Приветствия насмешливого этого сборища раздавались в ушах Валантена, но он не мог разобрать ни единого слова; в голове у него мелькала неясная мысль о механическом и бесцельном существовании многодетного бретонского крестьянина, который обрабатывает свое поле, питается гречневой кашей, пьет сидр из одного и того же кувшина, почитает божью матерь и короля, причащается на пасху, по воскресеньям пляшет на зеленой лужайке и не понимает проповедей своего духовника. От зрелища, которое являли его взорам золоченые панели, куртизанки, яства, роскошь, у него спирало дыхание и першило в горле.

– Хотите спаржи? – крикнул ему банкир.

– Я ничего не хочу! – громовым голосом крикнул Рафаэль.

– Браво! – воскликнул Тайфер. – Вы знаете толк в богатстве, – это право на дерзости. Вы наш! Господа, выпьем за могущество золота. Став шестикратным миллионером, господин де Валантен достигает власти. Он король, он все может, он выше всего, как все богачи. Слова: Французы равны перед законом – отныне для него ложь, с которой начинается хартия. Не он будет подчиняться законам, а законы – ему. Для миллионеров нет ни эшафота, ни палачей!

– Да, – отозвался Рафаэль, – они сами себе палачи!

– Вот еще один предрассудок! – вскричал банкир.

– Выпьем! – сказал Рафаэль, кладя в карман шагреневую кожу.

– Что ты там прячешь? – воскликнул Эмиль, хватая его за руку. – Господа, – продолжал он, обращаясь к собранию, которому поведение Рафаэля представлялось несколько загадочным, – да будет вам известно, что наш друг де Валантен… но что я говорю? – господин маркиз де Валантен обладает тайной обогащения. Стоит только ему задумать какое-нибудь желание, и оно мгновенно исполняется. Чтобы не сойти за лакея или же за человека бессердечного, он всех нас должен сейчас обогатить.

– Ах, миленький Рафаэль, я хочу жемчужный убор! – вскричала Евфрасия.

– Если он человек благородный, он подарит мне две кареты и отличных, быстрых лошадей, – сказала Акилина.

– Пожелайте мне сто тысяч ливров дохода!

– Кашемировую шаль!

– Заплатите мои долги!

– Нашлите апоплексию на моего дядюшку, отчаянного скрягу!

– Рафаэль, десять тысяч ливров дохода – и мы с тобой в расчете.

– Сколько же здесь дарственных! – вскричал нотариус.

– Он во что бы то ни стало должен вылечить меня от подагры!

– Сделайте так, чтобы упала рента! – крикнул банкир.

Как искры из огненного фонтана, завершающего фейерверк, посыпались эти фразы. И все эти яростные желания выражались скорее всерьез, чем в шутку.

– Милый мой друг, – с важным видом заговорил Эмиль, – я удовольствуюсь двумястами тысячами ливров дохода, – будь добр, сделай мне такую милость.

– Эмиль, – сказал Рафаэль, – ведь ты же знаешь, какой ценой это дается!

– Вот так оправдание! – вскричал поэт. – Разве мы не должны жертвовать собою ради друзей?

– Я готов всем вам пожелать смерти! – отвечал Валантен, окинув гостей взором мрачным и глубоким.

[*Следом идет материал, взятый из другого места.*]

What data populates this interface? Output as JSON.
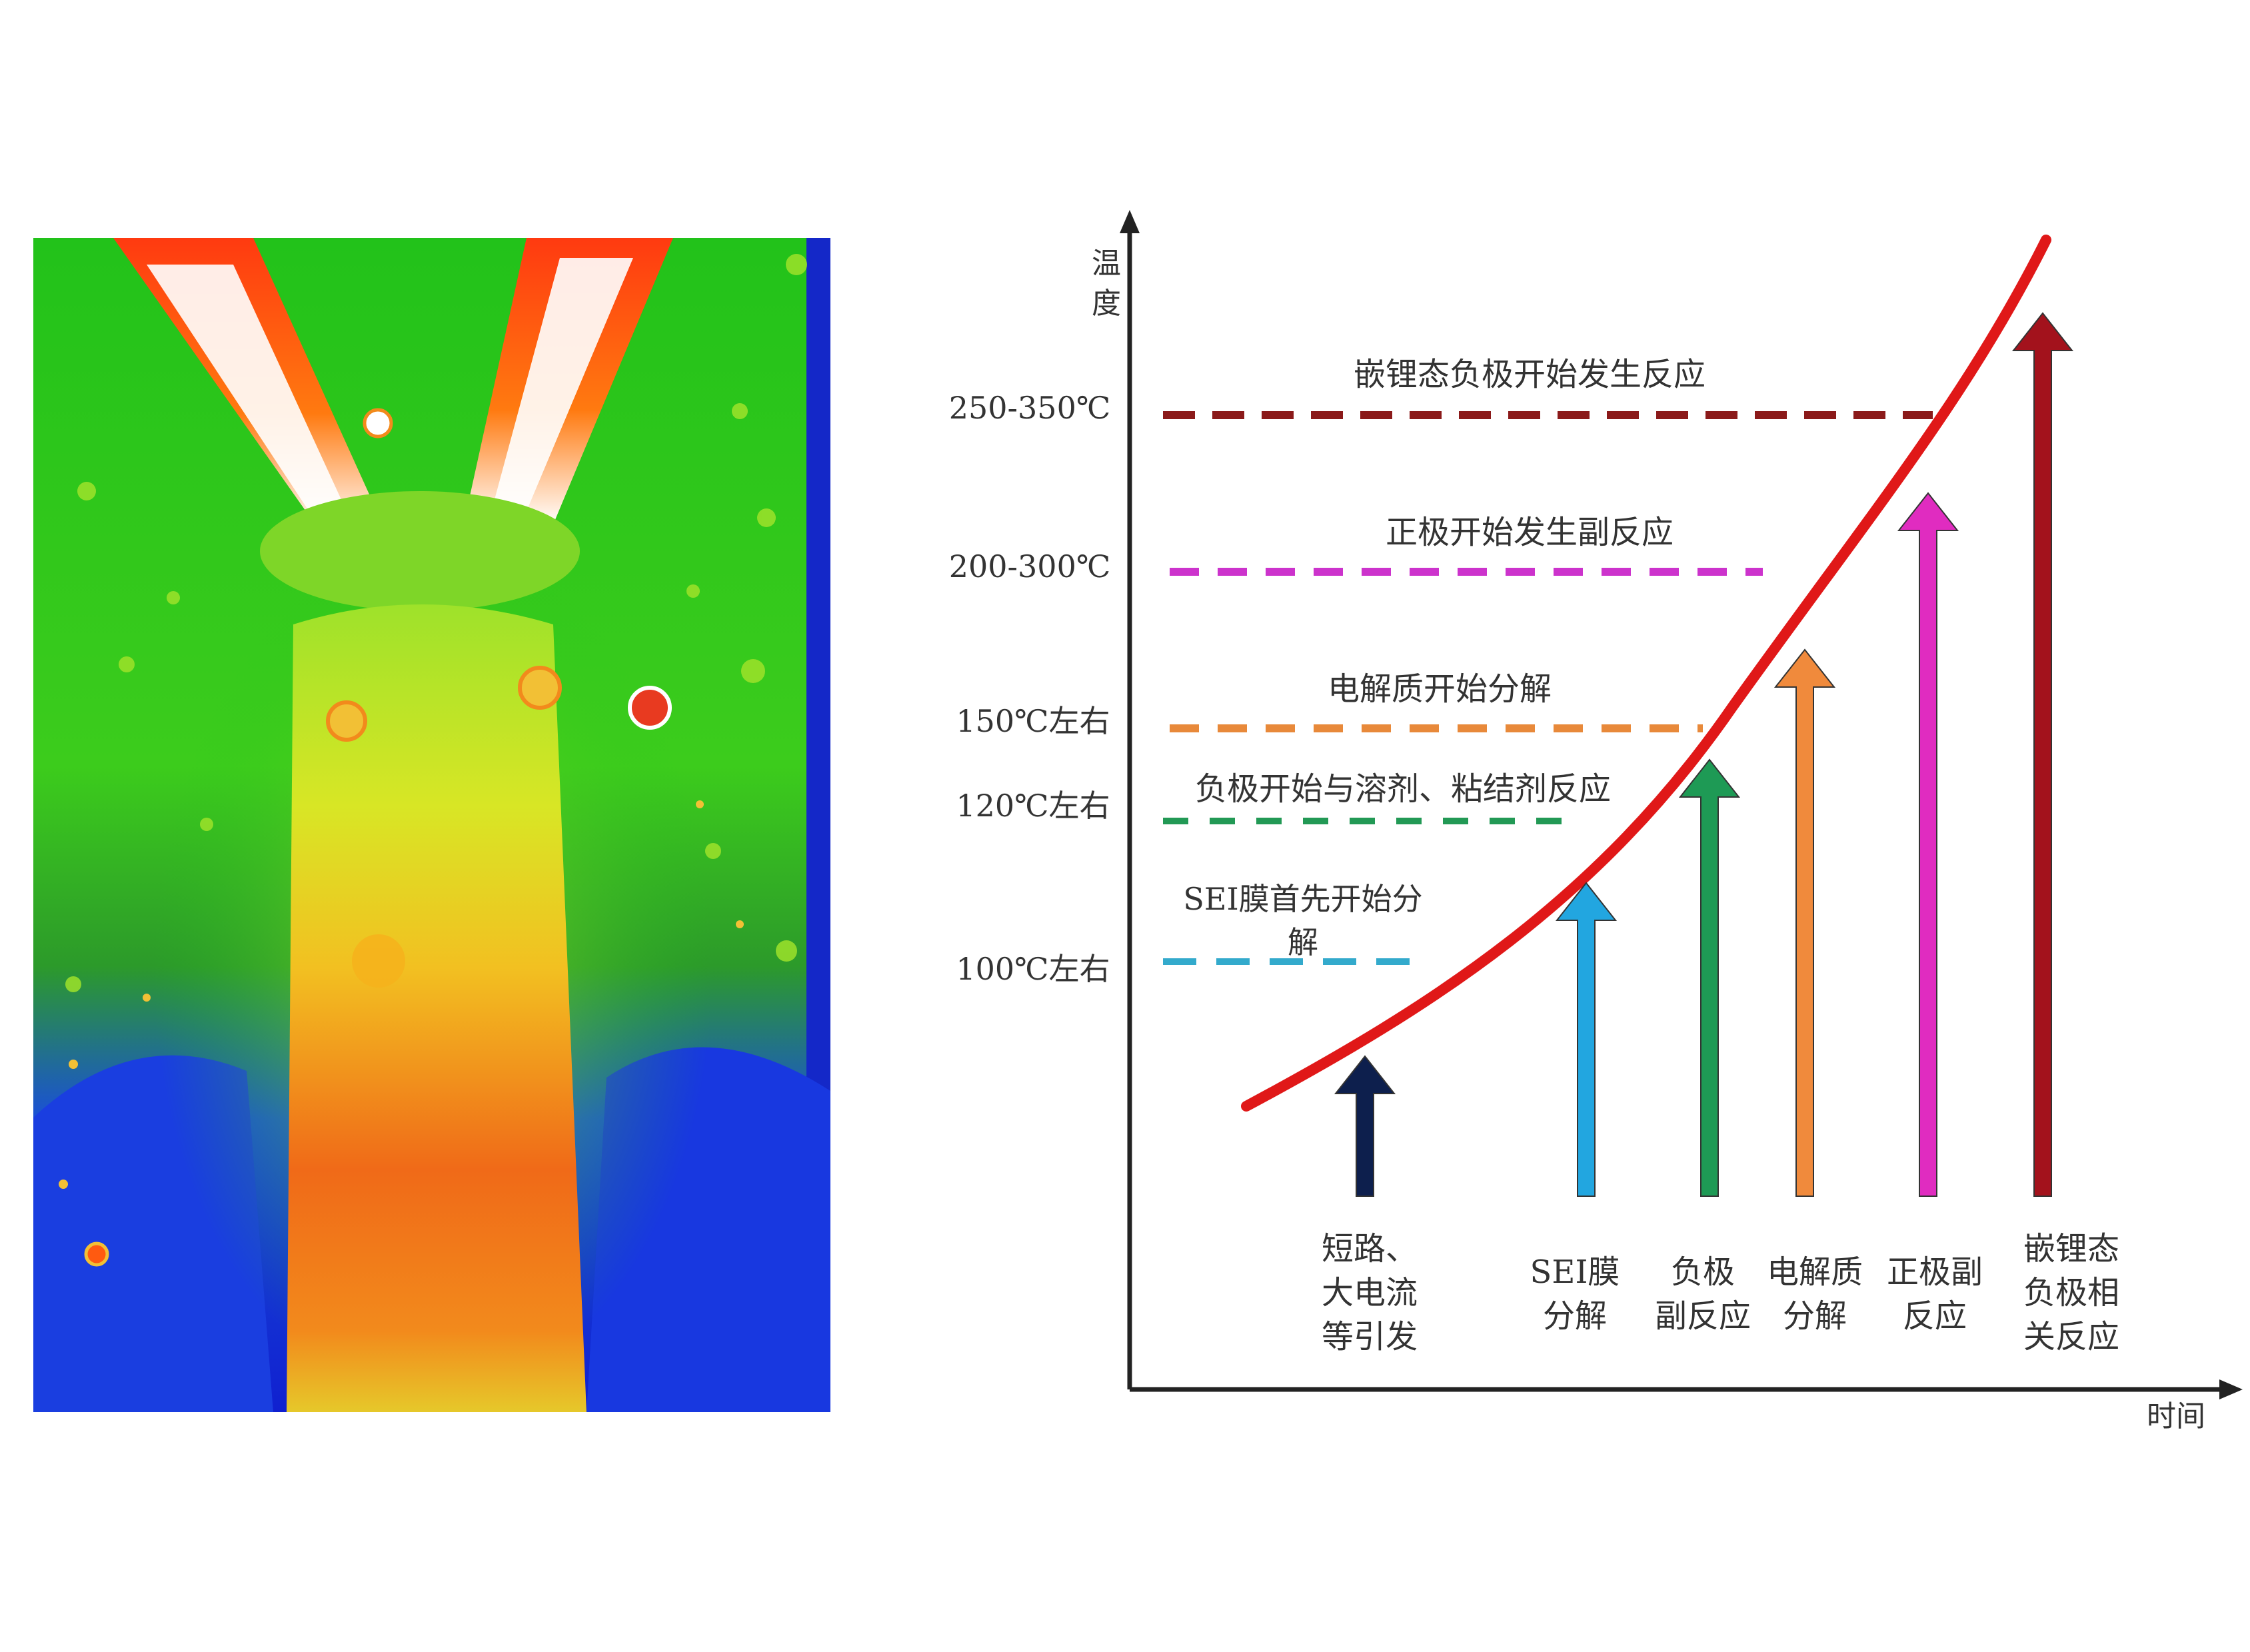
{
  "thermal_image": {
    "description_icon": "thermal-camera-image"
  },
  "axes": {
    "y_label": "温度",
    "x_label": "时间"
  },
  "temperature_levels": [
    {
      "temp": "250-350℃",
      "label": "嵌锂态负极开始发生反应",
      "color": "#8b1a1a"
    },
    {
      "temp": "200-300℃",
      "label": "正极开始发生副反应",
      "color": "#cc33cc"
    },
    {
      "temp": "150℃左右",
      "label": "电解质开始分解",
      "color": "#e8893a"
    },
    {
      "temp": "120℃左右",
      "label": "负极开始与溶剂、粘结剂反应",
      "color": "#229955"
    },
    {
      "temp": "100℃左右",
      "label_line1": "SEI膜首先开始分",
      "label_line2": "解",
      "color": "#33aacc"
    }
  ],
  "arrows": [
    {
      "lines": [
        "短路、",
        "大电流",
        "等引发"
      ],
      "color": "#0d1f4d"
    },
    {
      "lines": [
        "SEI膜",
        "分解"
      ],
      "color": "#22a6e0"
    },
    {
      "lines": [
        "负极",
        "副反应"
      ],
      "color": "#1e9a55"
    },
    {
      "lines": [
        "电解质",
        "分解"
      ],
      "color": "#f08a3c"
    },
    {
      "lines": [
        "正极副",
        "反应"
      ],
      "color": "#e02cc0"
    },
    {
      "lines": [
        "嵌锂态",
        "负极相",
        "关反应"
      ],
      "color": "#a3121c"
    }
  ],
  "curve_color": "#e01818"
}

– Умирающие зверски жестоки, – со смехом сказал Эмиль. – Вот ты богат, – добавил он уже серьезно, – и не пройдет двух месяцев, как ты станешь гнусным эгоистом. Ты уже поглупел, не понимаешь шуток. Не хватает еще, чтобы ты поверил в свою шагреневую кожу…

Рафаэль, боясь насмешек, хранил молчание в этом сборище, пил сверх меры и напился допьяна, чтобы хоть на мгновение забыть о губительном своем могуществе.